Traktor fährt auf Straße vor Burg Münzenberg
Zwischen ländlich idyllisch und bedrohlich: Burg Münzenberg ist Schauplatz mehrerer Morde. Bild © picture-alliance/dpa

Leichen zuhauf rund um Burg Münzenberg: Alte, ungeklärte Fälle führen zu neuen Morden. Das Ermittlerteam aus Friedberg bekommt alle Hände voll zu tun in diesem Krimi aus Hessen.

Leser lieben Kriminalgeschichten. Noch größer ist ihr Interesse, wenn - wohlgemerkt fiktive - Verbrecher in ihrer eigenen Heimatregion wüten. Entsprechend gut laufen bei hessischen Lesern Romane, die in Hessen spielen. In einer losen Serie stellt hessenschau.de aktuelle Krimis mit regionalem Bezug vor.

Die Geschichte:

Es herrscht Flaute im Friedberger Kommissariat. Alexander Henneberg und Cosima von Mittelstedt, kurz Henne und Co, bearbeiten einen ungeklärten Mord aus dem Jahr 2000. Damals hatte sich ein Mann jede Woche einmal mit einer Frau in einem Usinger Hotel getroffen. Das letzte Mal wurde er ans Bett gefesselt, mit einem breiten Pflaster über Nase und Mund. Tod durch Ersticken. Seine Frau hatte von seinem Doppelleben nichts geahnt.

Buchcover
Bild © Edition Winterwork

Dann findet ein Schäfer eine tote Frau auf den Wiesen unterhalb der Burg Münzenberg. Keiner kennt sie. Erst als Hennebergs Dackel Erdmann einen kleinen, schwer verletzten Rauhaardackel im Gebüsch findet, ergibt sich eine Spur.

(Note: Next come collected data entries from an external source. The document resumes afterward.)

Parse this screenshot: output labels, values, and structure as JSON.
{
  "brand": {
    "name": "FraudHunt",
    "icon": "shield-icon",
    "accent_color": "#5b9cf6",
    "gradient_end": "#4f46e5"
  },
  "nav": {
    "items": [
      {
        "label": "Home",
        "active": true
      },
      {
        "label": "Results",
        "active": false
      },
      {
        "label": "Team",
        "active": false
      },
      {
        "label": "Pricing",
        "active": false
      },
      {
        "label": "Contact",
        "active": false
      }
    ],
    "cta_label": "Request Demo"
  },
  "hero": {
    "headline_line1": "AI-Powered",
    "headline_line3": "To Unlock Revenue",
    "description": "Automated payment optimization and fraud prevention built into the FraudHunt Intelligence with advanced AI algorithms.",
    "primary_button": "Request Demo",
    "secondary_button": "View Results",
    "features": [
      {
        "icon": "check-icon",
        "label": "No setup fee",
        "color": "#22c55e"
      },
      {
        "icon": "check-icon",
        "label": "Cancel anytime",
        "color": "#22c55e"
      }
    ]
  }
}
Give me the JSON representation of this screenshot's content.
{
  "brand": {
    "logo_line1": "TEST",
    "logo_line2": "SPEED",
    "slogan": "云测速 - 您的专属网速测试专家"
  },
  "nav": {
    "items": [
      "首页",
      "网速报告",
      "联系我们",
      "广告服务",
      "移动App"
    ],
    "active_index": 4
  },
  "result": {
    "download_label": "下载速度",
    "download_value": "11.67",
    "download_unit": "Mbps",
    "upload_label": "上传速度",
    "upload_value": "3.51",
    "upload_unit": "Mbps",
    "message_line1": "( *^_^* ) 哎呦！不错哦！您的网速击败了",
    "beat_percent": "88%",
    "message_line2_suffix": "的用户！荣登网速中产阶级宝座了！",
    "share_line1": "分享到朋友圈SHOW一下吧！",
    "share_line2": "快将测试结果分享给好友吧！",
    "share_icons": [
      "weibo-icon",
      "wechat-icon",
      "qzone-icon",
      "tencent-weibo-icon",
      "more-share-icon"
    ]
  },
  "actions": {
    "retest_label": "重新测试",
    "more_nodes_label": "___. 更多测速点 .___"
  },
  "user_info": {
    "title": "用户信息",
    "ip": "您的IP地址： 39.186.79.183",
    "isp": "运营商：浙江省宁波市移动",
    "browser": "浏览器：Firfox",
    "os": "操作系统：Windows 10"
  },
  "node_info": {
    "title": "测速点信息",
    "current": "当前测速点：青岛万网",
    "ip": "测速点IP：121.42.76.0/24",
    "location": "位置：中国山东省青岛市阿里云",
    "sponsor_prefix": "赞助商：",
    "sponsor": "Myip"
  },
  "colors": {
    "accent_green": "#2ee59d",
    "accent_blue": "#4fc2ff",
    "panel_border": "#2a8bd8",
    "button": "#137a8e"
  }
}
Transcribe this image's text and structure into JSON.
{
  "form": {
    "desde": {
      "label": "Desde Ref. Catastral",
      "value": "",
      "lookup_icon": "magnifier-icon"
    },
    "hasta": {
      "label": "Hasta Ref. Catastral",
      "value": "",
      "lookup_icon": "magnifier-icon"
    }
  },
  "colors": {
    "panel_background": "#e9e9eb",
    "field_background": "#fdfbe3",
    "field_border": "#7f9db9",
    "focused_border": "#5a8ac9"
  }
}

Im Verlauf der Ermittlungen stoßen die beiden Kommissare auf weitere ungeklärte Todesfälle, ein weiterer Mord kommt hinzu. Die Tatorte ziehen sich von Friedberg und Bad Nauheim über Gambach bis nach Usingen. Nur eines verbindet alle Fälle, auch die weit zurückliegenden: Hennebergs neue Nachbarin taucht über familiäre Beziehungen oder über ihre Arbeit in allen Fällen auf. Und ausgerechnet in sie hat sich der Kommissar verliebt.

Kurzkritik:

"Schönes Biest" ist flott geschrieben, deckt eine weite Region in der Wetterau und im Taunus ab und strotzt geradezu vor Lokalkolorit. Die Personen sind lebendig beschrieben. Grundlegendes Thema dieses Krimi: Selbst die besten Familien haben Leichen im Keller, sehr reale in diesem Fall. Jule Heck entwickelt einen zunächst verwirrenden Plot, knüpft aber nach und nach die losen Fäden zusammen.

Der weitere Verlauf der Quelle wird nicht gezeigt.